Land of mine. Il destino degli sconfitti

Il nostro parere

Land of mine (2015) DAN di Martin Zandvliet

Candidato all’Oscar come miglior film straniero, ripercorre un episodio storico della seconda guerra mondiale. Una volta conclusosi il conflitto, i tedeschi prigionieri furono adibiti in Danimarca allo sminamento delle coste danesi, compromesse dall’enorme interramento di mine al fine di evitare l’invasione da parte delle truppe alleate. Un gruppo di ragazzini, l’ultima disperata infornata di arruolamenti condotta da Hitler nel tentativo di rimpolpare l’esercito massacrato da anni di guerra, viene utilizzato a questo scopo in condizioni disumane e orribili. I ragazzi devono togliere a mani nude le mine, senza mai ricevere cibo, abbandonati in una baracca da dove, nonostante siano in numero altamente superiore al guardiano che li controlla, neppure osano fuggire.

Il senso di colpa forse, l’oppressione orribile della sconfitta, la condizione di reietto che avvertono chiaramente, rende i giovani sonnambuli, prigionieri di se stessi e della certezza della morte, piuttosto che del guardiano danese che li osserva prima con odio e poi, sempre di più, con compassione. La morte di diversi di loro e le mutilazioni che subiscono fa breccia nel cuore del militare danese che non riesce più a reggere l’atmosfera di odio e rancore verso questi ragazzi incolpevoli.

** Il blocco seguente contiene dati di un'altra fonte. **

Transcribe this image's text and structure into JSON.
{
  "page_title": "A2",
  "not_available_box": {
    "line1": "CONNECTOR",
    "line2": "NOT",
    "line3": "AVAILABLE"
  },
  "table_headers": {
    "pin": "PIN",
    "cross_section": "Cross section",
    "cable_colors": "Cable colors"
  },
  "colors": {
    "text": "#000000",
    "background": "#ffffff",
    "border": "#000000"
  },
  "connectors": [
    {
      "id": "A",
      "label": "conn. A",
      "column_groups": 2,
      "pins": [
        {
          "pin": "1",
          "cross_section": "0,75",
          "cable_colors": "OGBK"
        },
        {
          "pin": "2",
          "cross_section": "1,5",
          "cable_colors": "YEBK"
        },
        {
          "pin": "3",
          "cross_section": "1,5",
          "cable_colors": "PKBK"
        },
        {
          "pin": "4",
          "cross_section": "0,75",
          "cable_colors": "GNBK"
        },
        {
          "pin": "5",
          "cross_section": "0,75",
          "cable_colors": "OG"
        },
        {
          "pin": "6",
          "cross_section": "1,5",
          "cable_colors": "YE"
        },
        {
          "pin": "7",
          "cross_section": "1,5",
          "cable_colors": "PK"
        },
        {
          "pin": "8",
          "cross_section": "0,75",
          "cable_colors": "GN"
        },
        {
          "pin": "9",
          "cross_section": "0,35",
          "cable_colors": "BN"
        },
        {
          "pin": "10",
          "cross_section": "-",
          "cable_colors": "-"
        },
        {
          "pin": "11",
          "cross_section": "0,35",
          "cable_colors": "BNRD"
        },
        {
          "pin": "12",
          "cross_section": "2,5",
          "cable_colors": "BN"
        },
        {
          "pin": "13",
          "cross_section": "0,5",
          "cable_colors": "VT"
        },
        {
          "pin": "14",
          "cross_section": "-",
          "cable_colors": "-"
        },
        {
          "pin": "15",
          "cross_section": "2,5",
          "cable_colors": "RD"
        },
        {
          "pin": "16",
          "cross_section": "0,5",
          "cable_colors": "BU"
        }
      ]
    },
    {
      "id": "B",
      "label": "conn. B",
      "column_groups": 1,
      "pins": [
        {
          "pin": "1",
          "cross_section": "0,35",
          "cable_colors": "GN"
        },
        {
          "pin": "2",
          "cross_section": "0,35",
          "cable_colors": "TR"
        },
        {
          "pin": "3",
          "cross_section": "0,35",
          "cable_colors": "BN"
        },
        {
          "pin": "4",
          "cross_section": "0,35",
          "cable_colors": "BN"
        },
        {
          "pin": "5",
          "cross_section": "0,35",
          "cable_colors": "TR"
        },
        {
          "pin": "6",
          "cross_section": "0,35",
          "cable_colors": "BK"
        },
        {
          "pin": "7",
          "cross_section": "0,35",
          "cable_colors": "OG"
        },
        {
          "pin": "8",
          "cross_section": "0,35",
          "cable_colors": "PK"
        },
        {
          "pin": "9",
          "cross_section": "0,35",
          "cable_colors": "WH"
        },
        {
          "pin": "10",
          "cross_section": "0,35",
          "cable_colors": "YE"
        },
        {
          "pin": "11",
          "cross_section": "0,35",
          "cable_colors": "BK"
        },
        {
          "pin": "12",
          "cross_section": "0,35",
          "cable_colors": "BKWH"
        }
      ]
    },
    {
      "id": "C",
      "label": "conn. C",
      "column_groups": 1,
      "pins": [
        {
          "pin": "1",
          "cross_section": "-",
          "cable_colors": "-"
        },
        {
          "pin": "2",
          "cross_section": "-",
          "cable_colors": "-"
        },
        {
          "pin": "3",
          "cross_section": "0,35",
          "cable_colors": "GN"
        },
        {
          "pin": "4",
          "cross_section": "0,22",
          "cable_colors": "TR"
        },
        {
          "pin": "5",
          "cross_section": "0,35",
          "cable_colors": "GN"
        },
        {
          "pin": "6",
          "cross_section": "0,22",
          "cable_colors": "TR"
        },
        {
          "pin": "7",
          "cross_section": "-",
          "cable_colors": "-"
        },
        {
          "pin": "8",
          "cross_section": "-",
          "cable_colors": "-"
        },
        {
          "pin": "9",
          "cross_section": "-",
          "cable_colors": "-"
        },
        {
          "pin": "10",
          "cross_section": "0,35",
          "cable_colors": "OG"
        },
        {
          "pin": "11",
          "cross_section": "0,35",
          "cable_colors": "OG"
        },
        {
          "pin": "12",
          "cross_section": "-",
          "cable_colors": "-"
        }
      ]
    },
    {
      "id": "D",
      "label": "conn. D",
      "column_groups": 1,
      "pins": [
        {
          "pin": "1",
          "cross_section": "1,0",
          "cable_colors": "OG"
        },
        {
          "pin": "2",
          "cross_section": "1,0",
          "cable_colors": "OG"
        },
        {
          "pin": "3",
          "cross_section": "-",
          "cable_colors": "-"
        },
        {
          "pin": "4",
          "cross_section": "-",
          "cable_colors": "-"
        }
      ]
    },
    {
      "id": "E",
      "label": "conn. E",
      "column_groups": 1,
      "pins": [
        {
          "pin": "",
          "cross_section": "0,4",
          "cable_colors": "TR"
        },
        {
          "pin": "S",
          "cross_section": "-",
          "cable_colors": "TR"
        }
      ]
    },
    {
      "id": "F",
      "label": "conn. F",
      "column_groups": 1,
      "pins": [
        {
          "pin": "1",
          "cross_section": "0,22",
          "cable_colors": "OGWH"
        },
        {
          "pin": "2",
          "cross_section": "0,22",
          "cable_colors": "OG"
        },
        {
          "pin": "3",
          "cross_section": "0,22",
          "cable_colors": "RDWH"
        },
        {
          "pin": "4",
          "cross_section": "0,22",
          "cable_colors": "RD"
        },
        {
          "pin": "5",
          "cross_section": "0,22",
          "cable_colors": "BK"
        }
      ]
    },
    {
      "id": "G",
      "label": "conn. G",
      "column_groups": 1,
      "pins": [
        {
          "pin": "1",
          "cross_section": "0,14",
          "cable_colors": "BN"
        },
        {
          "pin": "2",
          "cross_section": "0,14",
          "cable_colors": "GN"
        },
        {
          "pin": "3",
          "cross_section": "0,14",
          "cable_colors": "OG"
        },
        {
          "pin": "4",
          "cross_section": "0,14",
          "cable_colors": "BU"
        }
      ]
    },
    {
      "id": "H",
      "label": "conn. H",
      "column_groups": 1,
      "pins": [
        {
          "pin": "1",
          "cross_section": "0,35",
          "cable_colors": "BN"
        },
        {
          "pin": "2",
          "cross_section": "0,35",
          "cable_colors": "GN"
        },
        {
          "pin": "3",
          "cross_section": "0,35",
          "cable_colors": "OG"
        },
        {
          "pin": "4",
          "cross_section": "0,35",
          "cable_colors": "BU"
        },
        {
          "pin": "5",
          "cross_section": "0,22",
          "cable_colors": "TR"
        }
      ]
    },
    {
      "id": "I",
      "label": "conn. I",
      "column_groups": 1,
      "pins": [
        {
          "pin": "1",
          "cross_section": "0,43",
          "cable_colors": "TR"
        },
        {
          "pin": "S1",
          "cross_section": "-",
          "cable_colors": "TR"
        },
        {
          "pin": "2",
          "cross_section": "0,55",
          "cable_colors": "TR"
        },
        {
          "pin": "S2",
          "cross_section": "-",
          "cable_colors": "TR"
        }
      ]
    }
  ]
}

Il film di Zandvliet è onesto e sincero, venato da una prosa asciutta ed essenziale. I toni agri della prima parte sono stemperati dall’intento pacifista della seconda, senza però accenti lirici che sappiano donare poesia. E’ entrato nella cinquina degli Oscar per il miglior film straniero senza riuscire a sfondare presso il pubblico americano.